3. Market Movers – Earnings Roundup
[20:00–26:30]
Harley Davidson (Ticker: HOG)
- Q4 sales down 10%; misses on earnings.
- Despite struggles, stock up 4% as investors eye a turnaround (new model: “Sprint,” entry price <$6,000 and global racing championship).
- “...iconic brand has die-hard fans amongst investors too.” (Ann Berry, 21:20)
Hasbro
- Stock at 4-year high after 2025 results.
- 14% full-year revenue growth, driven by “Wizards of the Coast and Digital Gaming” (Magic the Gathering, Monopoly Go).
- AI credited for large cost savings and expected to drive new product categories and collectibles.

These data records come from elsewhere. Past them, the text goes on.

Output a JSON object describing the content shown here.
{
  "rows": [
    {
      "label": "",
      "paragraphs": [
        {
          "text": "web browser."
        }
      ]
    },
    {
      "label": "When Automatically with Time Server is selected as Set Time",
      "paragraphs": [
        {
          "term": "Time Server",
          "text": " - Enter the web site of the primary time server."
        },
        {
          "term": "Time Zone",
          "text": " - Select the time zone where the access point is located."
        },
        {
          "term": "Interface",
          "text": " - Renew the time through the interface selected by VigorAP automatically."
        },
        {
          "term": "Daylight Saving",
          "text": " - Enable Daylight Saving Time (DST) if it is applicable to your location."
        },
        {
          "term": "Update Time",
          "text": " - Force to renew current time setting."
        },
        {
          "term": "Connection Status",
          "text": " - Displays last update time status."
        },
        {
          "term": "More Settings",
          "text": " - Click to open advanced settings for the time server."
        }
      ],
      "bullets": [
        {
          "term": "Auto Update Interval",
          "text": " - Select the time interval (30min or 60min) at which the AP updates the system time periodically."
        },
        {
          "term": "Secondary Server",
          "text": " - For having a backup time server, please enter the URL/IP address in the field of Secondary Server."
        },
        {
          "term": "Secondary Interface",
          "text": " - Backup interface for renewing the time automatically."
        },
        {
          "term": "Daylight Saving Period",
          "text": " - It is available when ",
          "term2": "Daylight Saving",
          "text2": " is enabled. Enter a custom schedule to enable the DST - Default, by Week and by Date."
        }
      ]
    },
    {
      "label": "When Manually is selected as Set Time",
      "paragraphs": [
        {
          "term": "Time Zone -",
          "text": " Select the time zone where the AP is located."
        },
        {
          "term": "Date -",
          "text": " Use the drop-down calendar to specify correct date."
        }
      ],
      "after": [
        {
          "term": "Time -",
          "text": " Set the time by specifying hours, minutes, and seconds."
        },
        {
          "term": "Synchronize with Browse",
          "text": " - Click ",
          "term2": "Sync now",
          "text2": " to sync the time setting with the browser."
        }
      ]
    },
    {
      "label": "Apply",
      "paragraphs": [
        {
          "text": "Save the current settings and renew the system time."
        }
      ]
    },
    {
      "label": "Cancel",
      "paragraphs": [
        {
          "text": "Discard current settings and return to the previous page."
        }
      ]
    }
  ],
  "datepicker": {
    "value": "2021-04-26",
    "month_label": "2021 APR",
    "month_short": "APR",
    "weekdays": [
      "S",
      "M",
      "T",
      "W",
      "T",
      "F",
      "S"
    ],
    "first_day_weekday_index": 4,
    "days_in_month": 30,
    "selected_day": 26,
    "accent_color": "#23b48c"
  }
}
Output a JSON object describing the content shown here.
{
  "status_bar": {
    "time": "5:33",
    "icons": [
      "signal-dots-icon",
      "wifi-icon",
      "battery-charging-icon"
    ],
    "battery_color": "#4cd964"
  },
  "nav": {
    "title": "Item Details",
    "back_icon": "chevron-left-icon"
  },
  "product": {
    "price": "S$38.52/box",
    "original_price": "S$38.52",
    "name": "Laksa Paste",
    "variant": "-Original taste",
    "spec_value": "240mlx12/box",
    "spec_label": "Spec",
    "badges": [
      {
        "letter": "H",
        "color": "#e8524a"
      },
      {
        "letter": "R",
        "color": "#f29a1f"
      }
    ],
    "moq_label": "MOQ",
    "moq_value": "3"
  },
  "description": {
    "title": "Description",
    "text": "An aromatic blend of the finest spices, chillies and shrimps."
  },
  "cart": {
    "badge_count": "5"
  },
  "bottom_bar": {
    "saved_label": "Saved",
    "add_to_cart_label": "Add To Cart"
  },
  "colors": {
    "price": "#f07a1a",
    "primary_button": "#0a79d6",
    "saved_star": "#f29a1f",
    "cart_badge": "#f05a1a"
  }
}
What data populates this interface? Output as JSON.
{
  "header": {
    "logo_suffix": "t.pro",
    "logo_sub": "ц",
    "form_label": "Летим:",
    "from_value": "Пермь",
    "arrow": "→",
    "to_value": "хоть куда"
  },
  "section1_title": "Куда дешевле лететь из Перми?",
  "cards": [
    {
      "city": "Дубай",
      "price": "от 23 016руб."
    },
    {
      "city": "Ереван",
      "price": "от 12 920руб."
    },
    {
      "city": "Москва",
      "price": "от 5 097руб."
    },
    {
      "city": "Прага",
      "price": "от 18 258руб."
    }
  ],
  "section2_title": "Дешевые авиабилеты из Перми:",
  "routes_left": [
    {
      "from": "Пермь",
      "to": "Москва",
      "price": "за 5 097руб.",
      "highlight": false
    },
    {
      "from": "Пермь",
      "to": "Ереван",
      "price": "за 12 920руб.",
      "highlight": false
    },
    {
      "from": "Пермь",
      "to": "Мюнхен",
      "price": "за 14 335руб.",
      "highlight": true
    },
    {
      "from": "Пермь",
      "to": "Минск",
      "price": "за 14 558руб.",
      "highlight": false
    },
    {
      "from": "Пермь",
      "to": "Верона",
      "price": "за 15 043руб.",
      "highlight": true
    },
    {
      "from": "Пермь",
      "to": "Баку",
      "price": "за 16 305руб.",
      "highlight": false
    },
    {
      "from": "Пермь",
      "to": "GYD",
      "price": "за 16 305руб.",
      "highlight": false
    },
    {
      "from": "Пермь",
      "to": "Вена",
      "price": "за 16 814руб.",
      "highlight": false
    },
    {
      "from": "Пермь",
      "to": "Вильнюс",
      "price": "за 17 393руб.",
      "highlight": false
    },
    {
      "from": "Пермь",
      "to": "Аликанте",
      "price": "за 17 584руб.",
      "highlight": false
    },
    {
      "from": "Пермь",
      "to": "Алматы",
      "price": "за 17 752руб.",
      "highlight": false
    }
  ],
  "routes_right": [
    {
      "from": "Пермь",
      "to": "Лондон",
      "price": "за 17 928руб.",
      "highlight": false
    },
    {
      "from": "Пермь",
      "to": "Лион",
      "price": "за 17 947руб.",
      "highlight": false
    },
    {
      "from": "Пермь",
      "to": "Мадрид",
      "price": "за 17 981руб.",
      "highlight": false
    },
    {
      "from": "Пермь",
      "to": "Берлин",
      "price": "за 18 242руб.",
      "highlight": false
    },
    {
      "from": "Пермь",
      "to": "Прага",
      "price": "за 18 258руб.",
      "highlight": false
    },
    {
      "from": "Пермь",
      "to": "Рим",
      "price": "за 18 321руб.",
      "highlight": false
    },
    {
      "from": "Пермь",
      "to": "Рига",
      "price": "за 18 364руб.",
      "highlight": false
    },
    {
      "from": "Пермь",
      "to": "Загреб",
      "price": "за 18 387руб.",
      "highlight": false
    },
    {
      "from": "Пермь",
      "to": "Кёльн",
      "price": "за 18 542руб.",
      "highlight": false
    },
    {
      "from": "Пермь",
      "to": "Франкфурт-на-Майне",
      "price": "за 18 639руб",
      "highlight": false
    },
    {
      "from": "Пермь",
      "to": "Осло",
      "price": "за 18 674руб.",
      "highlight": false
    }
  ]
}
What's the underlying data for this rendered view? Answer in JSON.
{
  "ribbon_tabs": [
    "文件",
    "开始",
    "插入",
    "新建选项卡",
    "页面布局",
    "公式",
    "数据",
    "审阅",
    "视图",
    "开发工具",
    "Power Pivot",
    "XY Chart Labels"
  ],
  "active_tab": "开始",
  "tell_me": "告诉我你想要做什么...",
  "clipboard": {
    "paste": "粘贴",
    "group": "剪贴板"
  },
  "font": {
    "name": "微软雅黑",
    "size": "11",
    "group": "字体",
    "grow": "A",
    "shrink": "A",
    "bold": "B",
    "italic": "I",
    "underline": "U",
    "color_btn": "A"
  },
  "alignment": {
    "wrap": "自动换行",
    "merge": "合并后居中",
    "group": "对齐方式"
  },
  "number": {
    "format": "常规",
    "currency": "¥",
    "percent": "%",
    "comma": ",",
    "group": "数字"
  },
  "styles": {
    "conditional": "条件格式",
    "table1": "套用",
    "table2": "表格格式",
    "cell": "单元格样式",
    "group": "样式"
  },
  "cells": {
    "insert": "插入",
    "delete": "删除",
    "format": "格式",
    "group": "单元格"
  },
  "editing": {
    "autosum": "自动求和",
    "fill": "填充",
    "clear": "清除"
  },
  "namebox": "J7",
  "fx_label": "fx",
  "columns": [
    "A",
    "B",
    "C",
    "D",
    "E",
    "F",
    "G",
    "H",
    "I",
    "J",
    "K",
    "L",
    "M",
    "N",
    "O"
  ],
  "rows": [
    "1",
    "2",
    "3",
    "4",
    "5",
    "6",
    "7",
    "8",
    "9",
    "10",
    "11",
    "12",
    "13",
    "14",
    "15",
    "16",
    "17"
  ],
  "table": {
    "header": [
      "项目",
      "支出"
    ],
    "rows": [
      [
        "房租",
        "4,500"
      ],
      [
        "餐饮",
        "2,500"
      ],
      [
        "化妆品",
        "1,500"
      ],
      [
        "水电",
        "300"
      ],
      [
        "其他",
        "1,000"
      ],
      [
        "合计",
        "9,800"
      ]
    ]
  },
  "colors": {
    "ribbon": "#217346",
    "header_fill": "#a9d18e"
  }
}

- CEO: “AI tools have saved about a million billion people hours of work this year.” (Ann Berry, 23:14, referencing Hasbro CEO)
Coca-Cola
- Stock down: Lousy 2026 guidance, weak soda demand in core markets.
- Incoming CEO signals focus on low-sugar innovation, adapting to changing consumer attitudes and weight loss drug trends.
BP
- Stock hit: Suspends share buybacks, redirecting cash to cushion against weak oil prices.
Alphabet (Google)
- Issues $30B in new bonds, including a 100-year note in British pounds.
- “A sign of confidence that Google's parent is going to be around for a long time.” (Ann Berry, 26:35)
Notable Quotes & Moments
- On streaming and physical books:
- “Another sign...streamers...will keep leaning into the real world in order to drive their share of the digital one.” (Ann Berry, 04:53)
- On AI disruption in software:
- “The more Claude is plugged into these other systems, the more it learns and ultimately can mimic the systems themselves.” (Ann Berry, 09:04)
- Skepticism on "moats":
- “Companies need both the data as a moat and the innovation to go and actually utilize that data effectively.” (Ann Berry, 16:19)
- On cybersecurity’s AI-driven resilience:
- “The more threats there are to cybersecurity software, the more that consumers are going to need a service like CrowdStrike…” (John Coteauto, 19:14)
Timestamps for Key Segments
- [00:32] — Spotify Q4 earnings, user metrics & innovations
- [05:49] — "Software-mageddon": Market sell-off and AI-induced risk breakdown
- [08:35] — Deep dive into high risk sectors (content marketing, project management, design)
- [14:14] — The Canva IPO dilemma & design software’s future
- [16:07] — Moderate risk: Salesforce, Freshworks, HR & ERP software
- [19:14] — Cybersecurity: The AI beneficiary
- [20:00] — Market Movers (Harley Davidson, Hasbro, Coca-Cola, BP)
- [26:35] — Alphabet’s 100-year bond: “A sign of confidence”
Takeaways
Brew Markets Dives Head First Into:
- Spotify’s winning strategy: Blending digital with experiential, innovating in audiobooks.
- The shifting sand under software stocks: Hosts scrutinize AI’s uneven impact, using their own hands-on testing and “Claude’s” category analysis.
- Earnings volatility: Brand names from Harley to Hasbro, Coca-Cola to BP, all in the market’s crosshairs.
- The big question: Is now the time to buy battered software stocks, or is the AI flood just getting started? Packaged with memorable quotes, tangible examples, and a conversational but data-rich approach, this episode is essential listening for investors tracking tech’s next chess moves.